Similarities between Situationist representations of 'drift' through parts of Paris and the EMU WEBGRID. Both share a sense of 'clustering' - where regions indicate areas of interest (e.g. around the centre of the grid). Like drifters through a European city, an EMU WEBGRID user can migrate to any other position on the grid.
The promises of the derive, the experience of traversing urban space to sense
ones own liberty are deeply inherent in the web grid proposal. The principle
of getting up and moving was very much a central idea in the EMU
WEB GRID. Users were to feel they could go and relocate to a different place
if they felt there was more happening there, and at the same time
could hang on to their original dot position. The idea that you
have to look around, explore, drift on the grid to see what others are doing
transposes the idea of the derive into the process of browsing the actual city.
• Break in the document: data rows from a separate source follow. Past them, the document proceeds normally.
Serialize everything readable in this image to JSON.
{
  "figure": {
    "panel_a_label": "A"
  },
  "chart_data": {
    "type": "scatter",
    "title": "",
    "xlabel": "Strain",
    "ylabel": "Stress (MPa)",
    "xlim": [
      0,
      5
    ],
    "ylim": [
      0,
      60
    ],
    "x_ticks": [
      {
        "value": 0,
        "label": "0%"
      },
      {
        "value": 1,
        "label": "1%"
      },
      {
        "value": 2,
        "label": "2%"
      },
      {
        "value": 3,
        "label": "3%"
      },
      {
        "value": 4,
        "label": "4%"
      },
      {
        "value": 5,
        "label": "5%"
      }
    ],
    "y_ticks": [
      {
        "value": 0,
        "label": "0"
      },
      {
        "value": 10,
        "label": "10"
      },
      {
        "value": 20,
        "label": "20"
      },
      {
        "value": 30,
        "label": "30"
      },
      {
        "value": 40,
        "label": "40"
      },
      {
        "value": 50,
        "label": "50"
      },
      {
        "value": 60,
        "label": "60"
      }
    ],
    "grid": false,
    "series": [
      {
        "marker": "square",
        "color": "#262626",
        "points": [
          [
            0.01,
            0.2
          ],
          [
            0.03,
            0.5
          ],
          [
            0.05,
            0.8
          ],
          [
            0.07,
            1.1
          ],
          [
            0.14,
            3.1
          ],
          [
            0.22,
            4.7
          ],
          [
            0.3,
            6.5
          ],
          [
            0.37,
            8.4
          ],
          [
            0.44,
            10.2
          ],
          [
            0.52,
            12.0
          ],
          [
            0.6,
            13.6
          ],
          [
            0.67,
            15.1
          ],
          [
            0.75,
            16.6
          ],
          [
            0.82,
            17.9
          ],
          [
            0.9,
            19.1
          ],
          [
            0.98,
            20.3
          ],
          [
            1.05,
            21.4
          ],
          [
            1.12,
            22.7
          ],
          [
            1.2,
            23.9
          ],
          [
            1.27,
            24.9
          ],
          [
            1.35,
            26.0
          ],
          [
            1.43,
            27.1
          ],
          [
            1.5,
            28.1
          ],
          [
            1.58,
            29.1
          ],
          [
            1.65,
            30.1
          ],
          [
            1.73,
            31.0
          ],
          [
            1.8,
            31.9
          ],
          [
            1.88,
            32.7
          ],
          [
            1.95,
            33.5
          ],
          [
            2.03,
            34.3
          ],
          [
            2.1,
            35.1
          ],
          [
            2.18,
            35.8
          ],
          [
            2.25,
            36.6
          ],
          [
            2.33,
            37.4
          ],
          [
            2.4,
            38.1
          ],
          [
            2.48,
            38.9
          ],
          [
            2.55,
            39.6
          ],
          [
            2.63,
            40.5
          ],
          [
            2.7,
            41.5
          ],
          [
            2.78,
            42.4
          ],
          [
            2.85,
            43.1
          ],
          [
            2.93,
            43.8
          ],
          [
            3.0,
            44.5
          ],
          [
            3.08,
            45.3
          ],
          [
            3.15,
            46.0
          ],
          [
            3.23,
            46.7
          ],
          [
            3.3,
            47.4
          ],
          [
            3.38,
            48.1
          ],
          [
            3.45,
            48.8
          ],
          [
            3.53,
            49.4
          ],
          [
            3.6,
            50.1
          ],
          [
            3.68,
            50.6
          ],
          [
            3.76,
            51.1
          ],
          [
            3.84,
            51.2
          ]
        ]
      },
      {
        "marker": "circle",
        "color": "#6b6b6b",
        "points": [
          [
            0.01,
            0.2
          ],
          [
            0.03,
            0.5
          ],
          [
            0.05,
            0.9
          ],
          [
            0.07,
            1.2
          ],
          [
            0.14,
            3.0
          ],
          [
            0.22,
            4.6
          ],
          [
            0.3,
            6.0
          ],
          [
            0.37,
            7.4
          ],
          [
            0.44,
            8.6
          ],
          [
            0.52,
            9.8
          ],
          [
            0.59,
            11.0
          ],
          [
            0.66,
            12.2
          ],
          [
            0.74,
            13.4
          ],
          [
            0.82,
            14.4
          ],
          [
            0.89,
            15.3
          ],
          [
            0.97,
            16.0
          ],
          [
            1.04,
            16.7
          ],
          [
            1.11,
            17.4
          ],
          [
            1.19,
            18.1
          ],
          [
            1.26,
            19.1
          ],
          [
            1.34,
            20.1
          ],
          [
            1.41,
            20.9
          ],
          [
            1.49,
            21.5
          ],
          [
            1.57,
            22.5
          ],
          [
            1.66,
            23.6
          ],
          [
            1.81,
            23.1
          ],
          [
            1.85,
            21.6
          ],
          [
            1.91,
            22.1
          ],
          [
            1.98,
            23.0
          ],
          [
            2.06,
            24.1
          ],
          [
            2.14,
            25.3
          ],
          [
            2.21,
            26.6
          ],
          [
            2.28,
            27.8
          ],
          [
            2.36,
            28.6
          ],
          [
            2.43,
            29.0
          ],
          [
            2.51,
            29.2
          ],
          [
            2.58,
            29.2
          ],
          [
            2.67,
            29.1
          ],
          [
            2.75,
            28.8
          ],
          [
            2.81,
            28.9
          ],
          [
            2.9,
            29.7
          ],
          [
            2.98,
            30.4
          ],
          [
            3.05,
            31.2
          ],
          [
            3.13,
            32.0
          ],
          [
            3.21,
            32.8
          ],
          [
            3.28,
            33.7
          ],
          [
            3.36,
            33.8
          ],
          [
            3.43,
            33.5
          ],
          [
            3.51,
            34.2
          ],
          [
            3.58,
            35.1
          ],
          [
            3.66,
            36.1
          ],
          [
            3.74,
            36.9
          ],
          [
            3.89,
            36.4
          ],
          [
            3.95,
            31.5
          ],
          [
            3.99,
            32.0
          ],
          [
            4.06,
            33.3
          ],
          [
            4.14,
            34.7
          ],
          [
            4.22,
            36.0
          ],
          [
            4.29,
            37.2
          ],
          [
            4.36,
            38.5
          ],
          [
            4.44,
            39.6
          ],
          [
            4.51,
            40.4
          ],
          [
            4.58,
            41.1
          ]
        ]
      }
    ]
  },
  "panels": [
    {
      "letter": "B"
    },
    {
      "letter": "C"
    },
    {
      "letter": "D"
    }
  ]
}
Just as a person drifts around a real city, users, and visitors alike can browse
around the grid of EMU, looking for others of like mind, or somewhere to locate
themselves relative to some feature, or lack of features, whatever the case
may be. The idea of being free to wander within the space is key to its structure
and organization. The idea of the grid itself being scalable, able to grow or
diminish with the desires of the population is also a central Situationist idea.
Casio Watch Camera Pictures.
The below black and white pictures were taken using a casio watch camera. The camera takes 120 x 120 black and white pixel images and uses the watch battery to power the camera and to store the pictures (up to 100) in the camera's memory. The camera can be worn on the body at all times, enabling the photography of urban space to occur anywhere and anytime, light levels allowing.
Visual Memory Augmentation
The process of recording one's passage through urban space and uploading these images regularly to a desktop computer enables the memory of the user to be augmented. Interesting visual aspects of the urban landscape need never be totally fleeting, one's chance encounters with events, places and people can be simply recorded for later consideration.